In August or thereabouts, Indigo started giving me problems of the 'no GUI for you!' variety.  Seems he thought his root partition was full, except it wasn't.  Two different diagnostics commands gave two contradictory results.  In fact, one said that the root partition was 100% full, but also indicated that there was at least some free space.  Long story short, I asked the Ubuntu Forum people for advice but ultimately wound up reinstalling.  Indigo now sports Kubuntu 11.04 Natty Narwhal, and I like it just fine.  Indigo had the first real Ubuntu install I'd ever done, and with all my installing and uninstalling of programs and window managers and the like, maybe I made a mess of the Ubuntu partition just a wee bit.  Not sure on that one.  But all's well now, and Indigo is going strong.

Cairns has been changed from KDE to Xfce.  I'm strongly considering wiping the Windows partition, since I'm now nearly 100% Windows free (hurray!).  I found that SimpleScan detects and operates the scanner part of my Epson multi-function printer just fine.  That was the last thing that was keeping me from going Linux only on the main study computer.  I'm planning to move Cairns into the bedroom and bring Adelaide back out into the study, a procedure which will involve either a reinstall of Cairns or a monitor swap, because the text on Cairns is so very small when the machine is connected to the monitor in the bedroom.  Mepis, on Adelaide, has some kind of issues with that monitor as well, so I suspect it's at least partly the monitor's fault.

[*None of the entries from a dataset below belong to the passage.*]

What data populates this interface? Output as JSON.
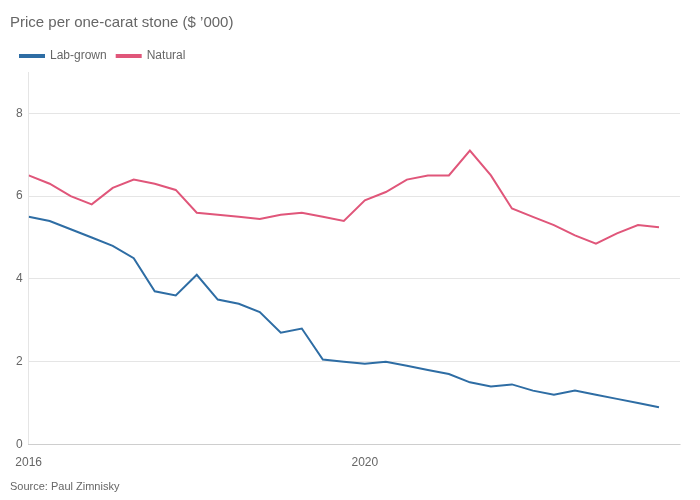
{
  "chart_data": {
    "type": "line",
    "title": "Price per one-carat stone ($ ’000)",
    "source": "Source: Paul Zimnisky",
    "x": [
      2016.0,
      2016.25,
      2016.5,
      2016.75,
      2017.0,
      2017.25,
      2017.5,
      2017.75,
      2018.0,
      2018.25,
      2018.5,
      2018.75,
      2019.0,
      2019.25,
      2019.5,
      2019.75,
      2020.0,
      2020.25,
      2020.5,
      2020.75,
      2021.0,
      2021.25,
      2021.5,
      2021.75,
      2022.0,
      2022.25,
      2022.5,
      2022.75,
      2023.0,
      2023.25,
      2023.5
    ],
    "series": [
      {
        "name": "Lab-grown",
        "color": "#2e6da4",
        "values": [
          5.5,
          5.4,
          5.2,
          5.0,
          4.8,
          4.5,
          3.7,
          3.6,
          4.1,
          3.5,
          3.4,
          3.2,
          2.7,
          2.8,
          2.05,
          2.0,
          1.95,
          2.0,
          1.9,
          1.8,
          1.7,
          1.5,
          1.4,
          1.45,
          1.3,
          1.2,
          1.3,
          1.2,
          1.1,
          1.0,
          0.9
        ]
      },
      {
        "name": "Natural",
        "color": "#e0567a",
        "values": [
          6.5,
          6.3,
          6.0,
          5.8,
          6.2,
          6.4,
          6.3,
          6.15,
          5.6,
          5.55,
          5.5,
          5.45,
          5.55,
          5.6,
          5.5,
          5.4,
          5.9,
          6.1,
          6.4,
          6.5,
          6.5,
          7.1,
          6.5,
          5.7,
          5.5,
          5.3,
          5.05,
          4.85,
          5.1,
          5.3,
          5.25
        ]
      }
    ],
    "xlim": [
      2016,
      2023.75
    ],
    "xticks": [
      2016,
      {
        "value": 2017,
        "label": null
      },
      {
        "value": 2018,
        "label": null
      },
      {
        "value": 2019,
        "label": null
      },
      2020,
      {
        "value": 2021,
        "label": null
      },
      {
        "value": 2022,
        "label": null
      },
      {
        "value": 2023,
        "label": null
      }
    ],
    "ylim": [
      0,
      9
    ],
    "yticks": [
      0,
      2,
      4,
      6,
      8
    ],
    "grid": "y",
    "legend": "upper left"
  }
}
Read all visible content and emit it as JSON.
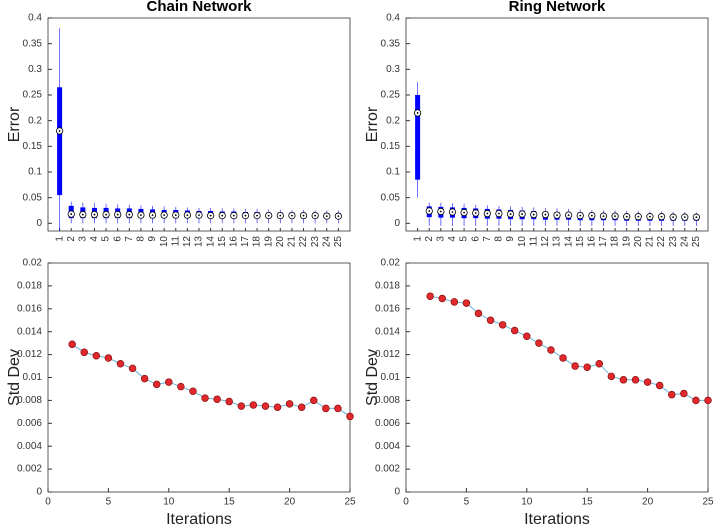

Adelaide has been running Mepis 8.0 very well.  My initial choice for that box was Linux Mint, but my Mint install disc hung mid-install three times, so I grabbed the Mepis one.  I love me some KDE, I do.  I'm thinking of installing Adelaide with something lighter, though I'm pretty sure the minor performance issues (due to low RAM) are mostly because of the heavier footprint of KDE 3.5.  The only machine I have that will run KDE 4.6+ with any real performance is the laptop, I've discovered.

Unity is now the default window manager for Ubuntu, it would seem.  I haven't played with it very much, but I have to bristle at the graphics requirements for it.  Yes, there's a fallback 2D version.  I tried Unity on a LiveCD a month or more ago and was not impressed.  It takes a lot of getting used to, does Unity.  I did a fair bit of 'what the -- where're the settings? Where's the freaking -- why did you hide this at the top of the screen?  Why would I mouse up to the top of the screen to get at these settings, you buncha dorks?' before declaring Unity was, at least for the moment, too frustrating to bother with for now, especially as it'll only run in its full 'glory' on my most advanced machine.  Apparently Virtualbox does in fact support 3D emulation now so Unity might be runnable on that.  I'll give it another shot at some point.

I'm also intrigued by Gnome 3/Gnome Shell.  Looks nifty, but again, you MUST have 3D acceleration to run it.  No fallback there.  Never liked Gnome, honestly.  But if I can get that running in Virtualbox, I'll see what I think of it too.